Ma non finisce qui, e qui vengono tuttavia le noti dolenti. Detto Piano di rinascita, proprio per essere tale porta, o meglio porterebbe con se, un ambizioso programma di riforme, per facilitare la fase di attuazione, e più in generale contribuire alla modernizzazione del Paese e rendere il contesto economico più favorevole allo sviluppo dell’attività di impresa: la riforma della Pubblica Amministrazione per dare servizi migliori, favorire il reclutamento di giovani, investire nel capitale umano e aumentare il grado di digitalizzazione, e la riforma della giustizia che mira a ridurre la durata dei procedimenti giudiziari, soprattutto civili, e il forte peso degli arretrati.

Vi sarebbero  poi, a ben vedere, interventi di semplificazione orizzontali al Piano, ad esempio in materia di concessione di permessi e autorizzazioni e appalti pubblici, per garantire la realizzazione e il massimo impatto degli investimenti oltre le riforme per promuovere la concorrenza come strumento di coesione sociale e crescita economica.

Solo così Il PNRR potrà avere un impatto significativo sulla crescita economica e della produttività previsto a 3,6 punti percentuali più alto rispetto a uno scenario di base.  Ma approvare in tempi rapidi le riforme è  allora un presupposto indispensabile  “per continuare a mostrarci un Paese credibile e affidabile”. Ma è proprio su questo che le perplessità non mancano soprattutto per quanto concerne la riforma della pubblica  amministrazione e, e soprattutto, della giustizia di cui vedi anche il referendum in atto da parte della Lega che sul punto si sta spendendo su tutto il territorio nazionale.

Non che si voglia apparire pessimisti ma vi è la consapevolezza che si tratta di mostri tutti italici difficili da abbattere tenendo conto delle resistenze di una burocrazia farraginosa ed improduttiva ed il sistema delle correnti e dei privilegi che gode la magistratura in generale.
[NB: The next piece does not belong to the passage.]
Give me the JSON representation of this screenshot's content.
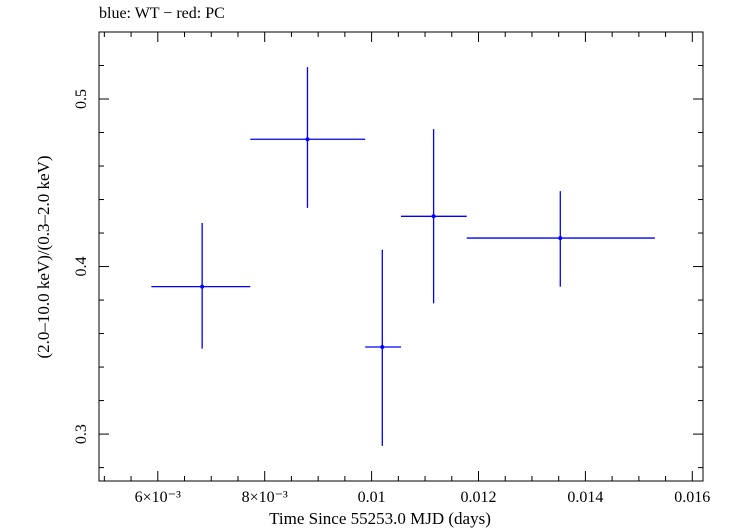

Un vero e proprio corpo estraneo rispetto al Paese anche solo guardando quanto ci costano in Europa i risarcimenti danni per mancata giustizia e il risultato a volte davvero aberrante di certe sentenze che sono agli antipodi del buon senso e della ragionevolezza. Altro che primato della legge.

Ne consegue che se molto è stato fatto, credo che molto, molto altro, sia ancora da fare e che sarà difficile a praticarsi sino a che all’ interno del Governo continueranno a muoversi le pastoie (anche ideologiche) di chi ritiene lo Jus soli una priorità, il diritto alla salvaguardia del proprio territorio rispetto ad una immigrazione incontrollata, una pericolosa deriva razzista e nazionalistica e la tassa sui patrimoni per fare l’ ennesima elemosina di Stato (insieme al criminogeno reddito di cittadinanza) una ragione di civiltà.

Questo senza poi contare l’ inutile decreto liberticida (decreto Zan) che punisce ciò che risulta già punito e che vuole in realtà punire ciò che ancora non si era pensato di punire in Italia: le idee non allineate.

Difficile immaginare che privilegiati, fantasisti e gli anti Stato per professione decidano di contribuire a fare qualcosa di utile. Più facile continuare a vendere favole e proclami fantasiosi ed ipocriti come il precedente Governo piuttosto che rimboccarsi le maniche. Ma questa è la situazione attuale e con questa bisognerà andare avanti almeno fino a che ai cittadini non si torni a dare loro l’ unico diritto ancora possibile: quello di tornare presto a votare.